Today, I am little more than a desk-chair traveller, who prefers to watch a good documentary about Mumbai or Beijing rather than directly experiencing the sights, sounds and scents of their bustling streets. But my desire to explore and discover is undiminished and I have found a cheaper, safer, more eco-friendly way to criss-cross the planet. It’s called the worldwide web and it allows me to visit several continents in a single day, without moving more than ten metres from my fridge. And so I will be mapping my ignorance of the world’s cities from my desk chair, in the hope that their inhabitants and other readers will help fill the vast gaps in my knowledge with entertaining and enlightening anecdotes. You may even rekindle my boyhood dream.
When may father passed away, I took it upon myself to search through the thousands of slides documenting his travels.
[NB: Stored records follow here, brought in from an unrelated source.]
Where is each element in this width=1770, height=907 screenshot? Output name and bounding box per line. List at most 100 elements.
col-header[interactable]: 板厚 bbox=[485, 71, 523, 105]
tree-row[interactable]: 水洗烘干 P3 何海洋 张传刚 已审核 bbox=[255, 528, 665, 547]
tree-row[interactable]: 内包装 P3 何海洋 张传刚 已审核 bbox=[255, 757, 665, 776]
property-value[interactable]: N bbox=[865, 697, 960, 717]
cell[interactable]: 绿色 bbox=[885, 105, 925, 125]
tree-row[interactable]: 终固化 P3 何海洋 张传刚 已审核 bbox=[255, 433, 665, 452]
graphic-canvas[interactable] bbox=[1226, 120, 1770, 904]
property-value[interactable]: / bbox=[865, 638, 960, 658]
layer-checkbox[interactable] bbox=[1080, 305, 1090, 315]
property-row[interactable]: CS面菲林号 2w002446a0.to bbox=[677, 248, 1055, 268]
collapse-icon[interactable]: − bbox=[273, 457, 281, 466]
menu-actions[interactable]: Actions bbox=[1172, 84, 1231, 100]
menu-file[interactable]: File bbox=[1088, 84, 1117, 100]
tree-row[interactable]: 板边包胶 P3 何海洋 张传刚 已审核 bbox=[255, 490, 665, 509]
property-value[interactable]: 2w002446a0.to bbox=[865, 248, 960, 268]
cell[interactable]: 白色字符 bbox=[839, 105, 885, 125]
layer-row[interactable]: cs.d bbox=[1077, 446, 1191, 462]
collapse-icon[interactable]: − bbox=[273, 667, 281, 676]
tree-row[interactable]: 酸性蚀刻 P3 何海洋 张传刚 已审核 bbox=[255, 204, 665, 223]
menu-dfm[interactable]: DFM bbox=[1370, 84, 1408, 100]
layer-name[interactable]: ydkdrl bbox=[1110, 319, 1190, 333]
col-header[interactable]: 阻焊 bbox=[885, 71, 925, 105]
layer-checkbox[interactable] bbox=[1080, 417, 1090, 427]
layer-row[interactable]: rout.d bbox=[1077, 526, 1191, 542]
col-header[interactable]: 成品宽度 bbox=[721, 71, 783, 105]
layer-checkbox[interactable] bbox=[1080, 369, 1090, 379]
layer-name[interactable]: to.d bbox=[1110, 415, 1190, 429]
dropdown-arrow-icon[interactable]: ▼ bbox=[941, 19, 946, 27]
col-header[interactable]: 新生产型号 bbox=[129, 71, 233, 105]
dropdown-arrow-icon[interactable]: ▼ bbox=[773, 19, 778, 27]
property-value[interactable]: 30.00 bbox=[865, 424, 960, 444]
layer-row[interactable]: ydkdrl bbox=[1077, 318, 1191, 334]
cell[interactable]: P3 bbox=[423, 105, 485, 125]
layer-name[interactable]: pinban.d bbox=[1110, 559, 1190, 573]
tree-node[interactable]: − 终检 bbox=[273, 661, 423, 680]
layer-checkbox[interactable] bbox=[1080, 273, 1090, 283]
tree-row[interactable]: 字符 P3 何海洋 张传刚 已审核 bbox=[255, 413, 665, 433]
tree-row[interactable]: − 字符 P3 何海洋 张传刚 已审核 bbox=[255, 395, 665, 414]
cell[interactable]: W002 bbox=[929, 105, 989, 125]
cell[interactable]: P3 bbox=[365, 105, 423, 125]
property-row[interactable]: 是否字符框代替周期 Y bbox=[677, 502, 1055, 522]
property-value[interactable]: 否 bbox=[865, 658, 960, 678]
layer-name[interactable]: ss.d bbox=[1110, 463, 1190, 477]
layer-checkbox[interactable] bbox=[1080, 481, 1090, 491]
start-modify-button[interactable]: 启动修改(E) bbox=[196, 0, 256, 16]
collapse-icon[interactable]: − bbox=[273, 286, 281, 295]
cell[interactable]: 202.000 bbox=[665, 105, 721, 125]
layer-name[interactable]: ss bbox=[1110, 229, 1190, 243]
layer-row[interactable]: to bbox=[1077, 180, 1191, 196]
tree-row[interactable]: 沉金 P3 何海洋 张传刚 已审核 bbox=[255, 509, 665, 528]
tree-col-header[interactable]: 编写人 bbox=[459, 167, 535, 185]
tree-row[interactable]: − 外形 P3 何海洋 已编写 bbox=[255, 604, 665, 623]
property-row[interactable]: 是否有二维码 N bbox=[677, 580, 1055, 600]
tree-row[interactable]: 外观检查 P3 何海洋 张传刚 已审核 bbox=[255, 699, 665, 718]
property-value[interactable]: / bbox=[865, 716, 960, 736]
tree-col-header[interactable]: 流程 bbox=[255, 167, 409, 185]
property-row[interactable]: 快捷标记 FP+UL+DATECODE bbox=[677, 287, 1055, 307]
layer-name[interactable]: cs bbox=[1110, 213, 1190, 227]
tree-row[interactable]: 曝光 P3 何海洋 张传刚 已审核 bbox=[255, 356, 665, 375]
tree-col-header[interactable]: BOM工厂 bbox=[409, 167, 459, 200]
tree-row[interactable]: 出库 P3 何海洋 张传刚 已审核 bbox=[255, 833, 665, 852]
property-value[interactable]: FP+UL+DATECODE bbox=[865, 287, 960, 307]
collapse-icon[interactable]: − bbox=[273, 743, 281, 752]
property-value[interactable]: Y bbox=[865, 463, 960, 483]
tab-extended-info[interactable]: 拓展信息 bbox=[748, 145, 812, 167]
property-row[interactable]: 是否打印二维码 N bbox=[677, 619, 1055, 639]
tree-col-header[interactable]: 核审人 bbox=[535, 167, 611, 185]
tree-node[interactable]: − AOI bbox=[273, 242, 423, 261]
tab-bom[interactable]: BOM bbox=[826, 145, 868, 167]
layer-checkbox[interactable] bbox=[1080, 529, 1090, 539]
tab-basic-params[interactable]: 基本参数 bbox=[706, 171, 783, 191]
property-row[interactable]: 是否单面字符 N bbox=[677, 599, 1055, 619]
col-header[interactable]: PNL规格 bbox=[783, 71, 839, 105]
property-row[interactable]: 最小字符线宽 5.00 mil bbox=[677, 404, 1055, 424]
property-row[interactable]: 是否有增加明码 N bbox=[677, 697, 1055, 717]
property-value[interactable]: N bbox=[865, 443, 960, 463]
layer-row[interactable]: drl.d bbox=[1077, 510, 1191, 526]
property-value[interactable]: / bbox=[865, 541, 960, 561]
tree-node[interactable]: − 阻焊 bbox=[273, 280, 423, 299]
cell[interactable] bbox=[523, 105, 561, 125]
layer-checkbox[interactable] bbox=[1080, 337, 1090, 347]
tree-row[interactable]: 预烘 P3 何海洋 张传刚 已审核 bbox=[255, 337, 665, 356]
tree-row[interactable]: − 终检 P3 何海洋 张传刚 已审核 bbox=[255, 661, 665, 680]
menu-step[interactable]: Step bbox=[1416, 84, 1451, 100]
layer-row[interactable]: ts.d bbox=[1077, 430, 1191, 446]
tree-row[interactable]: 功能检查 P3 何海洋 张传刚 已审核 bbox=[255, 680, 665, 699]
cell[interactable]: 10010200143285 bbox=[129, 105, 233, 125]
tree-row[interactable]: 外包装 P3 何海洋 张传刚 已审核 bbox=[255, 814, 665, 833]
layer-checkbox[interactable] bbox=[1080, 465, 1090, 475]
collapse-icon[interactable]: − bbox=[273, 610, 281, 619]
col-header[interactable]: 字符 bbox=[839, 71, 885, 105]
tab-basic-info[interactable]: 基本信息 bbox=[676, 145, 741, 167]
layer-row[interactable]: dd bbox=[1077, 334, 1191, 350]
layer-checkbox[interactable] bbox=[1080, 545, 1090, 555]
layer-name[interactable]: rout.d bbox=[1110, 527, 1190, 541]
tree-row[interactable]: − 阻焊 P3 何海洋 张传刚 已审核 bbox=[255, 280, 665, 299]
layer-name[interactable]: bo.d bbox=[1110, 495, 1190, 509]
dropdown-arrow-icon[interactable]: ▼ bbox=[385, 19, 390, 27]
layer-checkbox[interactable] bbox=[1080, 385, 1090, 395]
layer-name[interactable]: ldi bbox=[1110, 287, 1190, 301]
We loved looking at those slides when we were younger. Little portraits of far-off places we might visit someday. To my dismay, I discovered that my father hadn’t been an exceptional photographer. I eventually discarded two garbage bags full of standard holiday snapshots featuring his sole travelling companion – the Volvo overlooking a fjord, the Volvo under autumn trees, the Volvo beside a vineyard, a snow-capped mountain range framed by the Volvo’s window. The best photo I could find was taken by someone else. A dramatic portrait of my father in Rome (I think).